The Joint Trade Association (JTA) – representing the eight major trade associations in the electrical sector – welcomed the government’s proposal. Chairman of the JTA and Technical Manager at the Association of Manufacturers of Domestic Electrical Equipment Richard Hughes said:  “We are pleased that the government has seized the opportunity presented by the recast of the WEEE directive to apply fundamental, root and branch reforms to the UK WEEE system.”

He added:  “Whilst not our most favoured option … the government has clearly listened carefully to the comments of the wide range of stakeholders which responded to the WEEE consultation. As the consensus option, we understand the decision and support it.

“It heralds the long overdue demise of the ’must buy’ market for WEEE, provided that the compliance fee is properly set and applied each year. Critically, it means that resources can now focus on ensuring that quality treatment standards are applied consistently, that WEEE traceability is in place, and that collection rates are maximised.

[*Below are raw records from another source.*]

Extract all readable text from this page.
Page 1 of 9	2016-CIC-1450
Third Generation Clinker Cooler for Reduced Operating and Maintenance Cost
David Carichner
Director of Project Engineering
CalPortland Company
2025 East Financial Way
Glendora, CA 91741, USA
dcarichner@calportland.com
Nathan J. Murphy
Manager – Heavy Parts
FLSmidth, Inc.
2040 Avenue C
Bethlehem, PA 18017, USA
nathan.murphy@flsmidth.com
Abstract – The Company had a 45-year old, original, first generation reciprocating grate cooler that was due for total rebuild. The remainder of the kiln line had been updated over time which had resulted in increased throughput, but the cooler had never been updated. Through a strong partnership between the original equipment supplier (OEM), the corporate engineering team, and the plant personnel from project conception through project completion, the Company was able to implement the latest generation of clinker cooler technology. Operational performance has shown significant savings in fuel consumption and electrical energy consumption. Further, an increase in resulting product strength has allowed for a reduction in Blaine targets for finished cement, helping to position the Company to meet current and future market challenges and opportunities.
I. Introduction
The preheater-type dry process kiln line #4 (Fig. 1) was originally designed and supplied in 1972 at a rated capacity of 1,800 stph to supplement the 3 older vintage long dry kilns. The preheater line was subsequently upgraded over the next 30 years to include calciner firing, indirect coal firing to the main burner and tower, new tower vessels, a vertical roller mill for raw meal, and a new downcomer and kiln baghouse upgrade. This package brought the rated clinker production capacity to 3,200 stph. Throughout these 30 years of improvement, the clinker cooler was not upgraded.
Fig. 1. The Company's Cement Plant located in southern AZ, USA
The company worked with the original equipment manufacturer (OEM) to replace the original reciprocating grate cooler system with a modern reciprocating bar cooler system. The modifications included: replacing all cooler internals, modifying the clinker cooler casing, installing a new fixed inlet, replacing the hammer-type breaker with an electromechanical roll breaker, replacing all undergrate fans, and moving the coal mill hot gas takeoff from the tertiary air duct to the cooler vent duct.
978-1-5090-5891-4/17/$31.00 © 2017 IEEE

“Furthermore, local authorities will benefit significantly from the changes – from 2014 they will have the flexibility to choose to manage the recycling of any WEEE they collect and to retain the net revenues. Independent research has estimated that this will result in revenues of over £16 million per annum.”

Nigel Harvey, Chief Executive of lighting compliance scheme Recolight, said:  “At a stroke, this will eliminate the ‘must buy’ market and the WEEE evidence trading that blight the current system. The result is a mechanism that can, provided it is implemented correctly, drive up household recycling rates, improve traceability and prevent excessive third party costs.”

He added: “Recolight, the Lighting Industry Association, and others have worked within the wider Joint Trade Association (JTA), to push for regulatory change. Many of Recolight’s producer members also responded to the government’s consultation. As a result, we now have a system which should ensure that WEEE is sustainable in the long term.”